When we perform pleasurable activities, dopamine is released, and over time, our body associates the activity with good feelings. When we use substances, the chemicals intensify the dopamine response, and our brain actually rewires itself to crave that substance in an effort to revisit that sensation. Eventually, the brain becomes so used to this chemical release that no amount of the substance can satisfy the craving.
At this point, the person is addicted, and everything else in their life comes second to this compulsive pattern. Many people struggling with addiction know how all-consuming this pattern has become, but they may feel helpless to stop it, and it's not until they recover that they realize the full scope of the damage their addiction inflicted on others.
Your responsibilities in recovery
Your responsibility in recovery is simple—don't become a casualty. This may sound harsh, but family members in the battle to help the people they love struggle with addiction are especially susceptible to developing mental health conditions and abusing those substances themselves.
Furthermore, we often carry guilt about our loved one's addiction. We might blame ourselves, thinking we might have done something to cause this outcome.
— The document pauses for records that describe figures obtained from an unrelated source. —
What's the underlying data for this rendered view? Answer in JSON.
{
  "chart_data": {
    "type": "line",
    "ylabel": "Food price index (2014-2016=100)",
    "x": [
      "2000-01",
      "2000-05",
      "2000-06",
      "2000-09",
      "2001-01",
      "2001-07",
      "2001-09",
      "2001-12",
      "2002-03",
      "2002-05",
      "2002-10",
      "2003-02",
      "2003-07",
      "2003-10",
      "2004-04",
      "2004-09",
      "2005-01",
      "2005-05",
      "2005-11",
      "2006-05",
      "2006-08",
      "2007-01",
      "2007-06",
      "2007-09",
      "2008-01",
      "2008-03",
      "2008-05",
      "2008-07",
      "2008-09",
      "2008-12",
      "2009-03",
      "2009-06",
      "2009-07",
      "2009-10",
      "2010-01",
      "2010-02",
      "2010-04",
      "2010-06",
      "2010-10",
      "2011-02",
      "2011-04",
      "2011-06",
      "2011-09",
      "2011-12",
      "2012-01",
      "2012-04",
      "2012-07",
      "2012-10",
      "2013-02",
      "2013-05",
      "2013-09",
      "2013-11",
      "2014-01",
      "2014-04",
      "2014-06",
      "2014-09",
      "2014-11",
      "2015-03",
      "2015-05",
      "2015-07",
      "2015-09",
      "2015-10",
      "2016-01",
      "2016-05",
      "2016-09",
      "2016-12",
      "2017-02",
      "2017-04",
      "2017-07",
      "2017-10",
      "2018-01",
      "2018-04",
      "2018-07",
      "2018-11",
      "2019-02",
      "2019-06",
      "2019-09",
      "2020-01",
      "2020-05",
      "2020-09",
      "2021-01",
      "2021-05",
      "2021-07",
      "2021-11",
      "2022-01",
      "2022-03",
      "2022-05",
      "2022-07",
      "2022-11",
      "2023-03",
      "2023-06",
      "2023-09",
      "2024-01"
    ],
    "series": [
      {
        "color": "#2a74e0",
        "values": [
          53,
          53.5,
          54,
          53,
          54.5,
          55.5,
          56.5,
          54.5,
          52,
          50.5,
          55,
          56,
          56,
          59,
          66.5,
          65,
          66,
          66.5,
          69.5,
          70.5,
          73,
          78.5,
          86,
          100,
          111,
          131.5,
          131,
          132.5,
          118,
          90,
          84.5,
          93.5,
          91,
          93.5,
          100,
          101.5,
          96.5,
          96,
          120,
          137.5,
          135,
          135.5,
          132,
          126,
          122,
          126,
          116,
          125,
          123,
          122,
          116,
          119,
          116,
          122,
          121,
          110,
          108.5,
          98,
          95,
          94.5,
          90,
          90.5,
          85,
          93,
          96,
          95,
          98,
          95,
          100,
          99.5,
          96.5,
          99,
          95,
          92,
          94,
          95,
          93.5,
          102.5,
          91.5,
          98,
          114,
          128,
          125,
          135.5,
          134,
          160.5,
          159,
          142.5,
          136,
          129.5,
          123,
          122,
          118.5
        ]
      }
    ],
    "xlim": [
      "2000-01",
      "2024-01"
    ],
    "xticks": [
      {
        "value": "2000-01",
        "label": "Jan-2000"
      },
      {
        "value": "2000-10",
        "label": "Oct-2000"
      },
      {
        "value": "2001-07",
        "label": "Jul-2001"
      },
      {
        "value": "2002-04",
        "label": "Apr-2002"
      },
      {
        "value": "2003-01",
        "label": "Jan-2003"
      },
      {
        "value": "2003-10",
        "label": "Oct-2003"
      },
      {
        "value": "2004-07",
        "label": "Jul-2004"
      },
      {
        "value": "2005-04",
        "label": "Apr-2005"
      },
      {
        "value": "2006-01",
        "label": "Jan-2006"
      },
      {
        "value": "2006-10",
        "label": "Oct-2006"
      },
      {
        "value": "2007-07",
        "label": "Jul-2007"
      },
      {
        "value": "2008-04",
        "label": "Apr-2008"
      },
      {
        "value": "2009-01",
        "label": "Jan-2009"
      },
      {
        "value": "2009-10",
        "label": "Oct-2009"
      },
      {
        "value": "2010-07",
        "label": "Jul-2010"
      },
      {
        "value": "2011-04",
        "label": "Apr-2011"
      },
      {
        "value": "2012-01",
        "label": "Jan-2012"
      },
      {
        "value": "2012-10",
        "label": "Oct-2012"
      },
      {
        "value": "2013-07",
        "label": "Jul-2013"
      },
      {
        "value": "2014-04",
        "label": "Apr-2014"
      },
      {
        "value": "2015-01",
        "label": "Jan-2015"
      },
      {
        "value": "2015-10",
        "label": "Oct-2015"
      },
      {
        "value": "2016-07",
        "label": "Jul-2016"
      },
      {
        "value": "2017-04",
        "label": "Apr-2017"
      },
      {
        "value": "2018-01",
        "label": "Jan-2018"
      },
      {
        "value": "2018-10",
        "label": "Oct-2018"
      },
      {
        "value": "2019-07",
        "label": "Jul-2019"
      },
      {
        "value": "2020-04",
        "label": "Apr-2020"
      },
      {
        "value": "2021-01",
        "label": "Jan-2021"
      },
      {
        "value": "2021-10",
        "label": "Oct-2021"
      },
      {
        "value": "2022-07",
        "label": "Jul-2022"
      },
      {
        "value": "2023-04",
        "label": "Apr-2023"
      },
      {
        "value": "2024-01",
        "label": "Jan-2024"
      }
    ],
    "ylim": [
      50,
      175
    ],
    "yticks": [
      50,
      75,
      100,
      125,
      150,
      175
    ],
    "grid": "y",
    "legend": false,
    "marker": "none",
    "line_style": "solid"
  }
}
If we reach this conclusion, our brain will begin to focus on a solution: If we caused it, then we must have the power to fix it. Unfortunately, no matter how much we were to blame or how much we blame ourselves, we may never be able to control the situation.
Instead of shouldering this burden, we need to step back and plan for the struggle to come and learn how not to enable our loved one's habits. Seeking help from a nonprofit family support group, such as Al-Anon and Smart Recovery, or a licensed counselor can help us discover how to protect our mental and physical well-being.
The goal of taking care of yourself is to ensure you are mentally and emotionally prepared for when your loved one hits bottom. For me, I knew my father was struggling with his alcohol addiction, but it wasn't until my mother found him unconscious on the couch that I knew it was time to get him into a rehabilitation center. I had known about my father's alcohol abuse for my entire childhood, but there was nothing I could do to stop it. He had tried going to meetings and even checked himself into a detox center, but he needed full-time care, and it took hitting bottom to get him there.
I was prepared for this moment because I had watched his drinking spiral over the previous six months. Being prepared allowed me to be the voice of reason when my mother questioned if he really needed to go, and when he tried to convince me he didn't need it, I could look past the bargaining and help him.
Rebuilding the relationship
What I was not prepared for was rebuilding relationships after the rehab was successful.
It's natural to be angry with your loved one for having the addiction in the first place, but I was unprepared for the anger I felt toward other members of the family and their role in the process of dealing with my father's addiction. Ultimately, there's always plenty of blame to pass around when a loved one struggles with addiction, so prepare yourself as it can take time to work through it.
What's essential, though, is finding a way to move on. And most important, remember your loved one's addiction is not your fault.